Do modern cold and cough remedies hack it?
A British investigation has found big-brand cough bottles are almost useless – so are Irish pharmacists still happy to sell these products?
There is a good chance that if you walk into your local pharmacy hacking like a seal and complaining of a running nose, you will be given some class of cold remedy and a cough bottle.
But will the medicine make you any better? British consumer group Which? is unconvinced. Last month it published a short but damning article that suggested that several well-known cough syrups and cold treatments, as well as other popular over-the-counter treatments, do not do exactly what they say on the tin.
A number of household names were in the firing line. Benylin Chesty Coughs Non-Drowsy claims it “works deep down to loosen phlegm, clear bronchial congestion, and make your cough more productive”. Benylin Tickly Coughs contains glycerol and demineralised liquid sugar to “help to soothe the tickling sensation of your cough so that you can get back to your day”. Sounds good, right?
Not according to Which?. It concluded there was “no robust evidence” showing that either product worked.
As with all medicines, these cough syrups, which cost more than €5 a bottle, are licensed with the Irish Medicines Board and the company is legally required to show the evidence that their products work. However, when Which? asked the manufacturers to share the research behind their claims, the company declined, saying it had satisfied the regulator who had thoroughly reviewed its clinical evidence.
The presence of “demineralised sugar” in the Tickly Coughs brand is interesting. Which? found that the cough bottle contained 1.5 teaspoons of sugar per 10ml dose and worked out that if a person takes the maximum dose over the course of a week they will have consumed the equivalent of five Mars bars.
“We spend billions on over-the-counter pharmacy products each year but we’ve found evidence of popular products making claims that our experts judged just aren’t backed by sufficient evidence,” a Which spokesman said. “Companies should be upfront with the evidence behind the claims they make so that consumers can make an informed decision.”
Although there is no cure for the common cold, the IMB says “authorised medicines provide relief for symptoms such as cough”. It said Benylin Non-Drowsy for Dry Cough contains dextromethorphan, a cough suppressant, and Benylin Non-Drowsy for Chesty Coughs contains guaifenesin, “an expectorant and menthol which has mild anaesthetic and decongestant properties”.

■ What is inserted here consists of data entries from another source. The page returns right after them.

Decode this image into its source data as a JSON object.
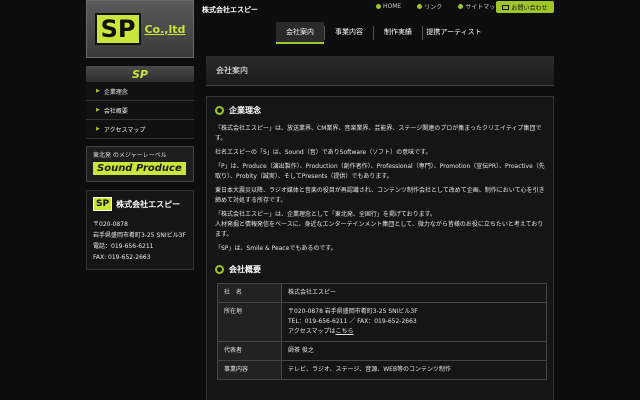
{
  "header": {
    "logo_mark": "SP",
    "logo_co": "Co.,ltd",
    "brand_title": "株式会社エスピー",
    "top_links": [
      "HOME",
      "リンク",
      "サイトマップ"
    ],
    "contact": "お問い合わせ",
    "nav": [
      "会社案内",
      "事業内容",
      "制作実績",
      "提携アーティスト"
    ]
  },
  "sidebar": {
    "head": "SP",
    "items": [
      "企業理念",
      "会社概要",
      "アクセスマップ"
    ],
    "banner_sub": "東北発 のメジャーレーベル",
    "banner_main": "Sound Produce",
    "company_mark": "SP",
    "company_name": "株式会社エスピー",
    "postal": "〒020-0878",
    "address": "岩手県盛岡市肴町3-25 SNIビル3F",
    "tel": "電話：019-656-6211",
    "fax": "FAX: 019-652-2663"
  },
  "main": {
    "page_title": "会社案内",
    "philosophy_title": "企業理念",
    "paragraphs": [
      "「株式会社エスピー」は、放送業界、CM業界、音楽業界、芸能界、ステージ関連のプロが集まったクリエイティブ集団です。",
      "社名エスピーの「S」は、Sound（音）でありSoftware（ソフト）の意味です。",
      "「P」は、Produce（演出製作）、Production（創作者作）、Professional（専門）、Promotion（宣伝PR）、Proactive（先取り）、Probity（誠実）、そしてPresents（提供）でもあります。",
      "東日本大震災以降、ラジオ媒体と音楽の役目が再認識され、コンテンツ制作会社として改めて企画、制作において心を引き締めて対処する所存です。",
      "「株式会社エスピー」は、企業理念として「東北発、全国行」を掲げております。",
      "人材発掘と情報発信をベースに、身近なエンターテインメント集団として、微力ながら皆様のお役に立ちたいと考えております。",
      "「SP」は、Smile & Peaceでもあるのです。"
    ],
    "overview_title": "会社概要",
    "table": {
      "name_label": "社　名",
      "name_value": "株式会社エスピー",
      "addr_label": "所在地",
      "addr_line1": "〒020-0878 岩手県盛岡市肴町3-25 SNIビル3F",
      "addr_line2": "TEL：019-656-6211 ／ FAX：019-652-2663",
      "addr_line3_pre": "アクセスマップは",
      "addr_line3_link": "こちら",
      "rep_label": "代表者",
      "rep_value": "師茶 俊之",
      "biz_label": "事業内容",
      "biz_value": "テレビ、ラジオ、ステージ、音源、WEB等のコンテンツ制作"
    }
  }
}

The makers of Benylin told Pricewatch that it had given the Summary of Product Characteristics (SPC) to Which? for its review. “These definitive documents are based on the scientific information relating to the medicine, including its pharmacological properties. SPCs . . . form the basis of prescribing information for healthcare professionals.”
It insisted that all its products had “demonstrated efficacy and have been granted a licence . . . following a thorough review of the clinical evidence by their independent experts”. Furthermore, it said the ingredients in its cough medicines “have been widely used for many years and have a good efficacy and safety profile”.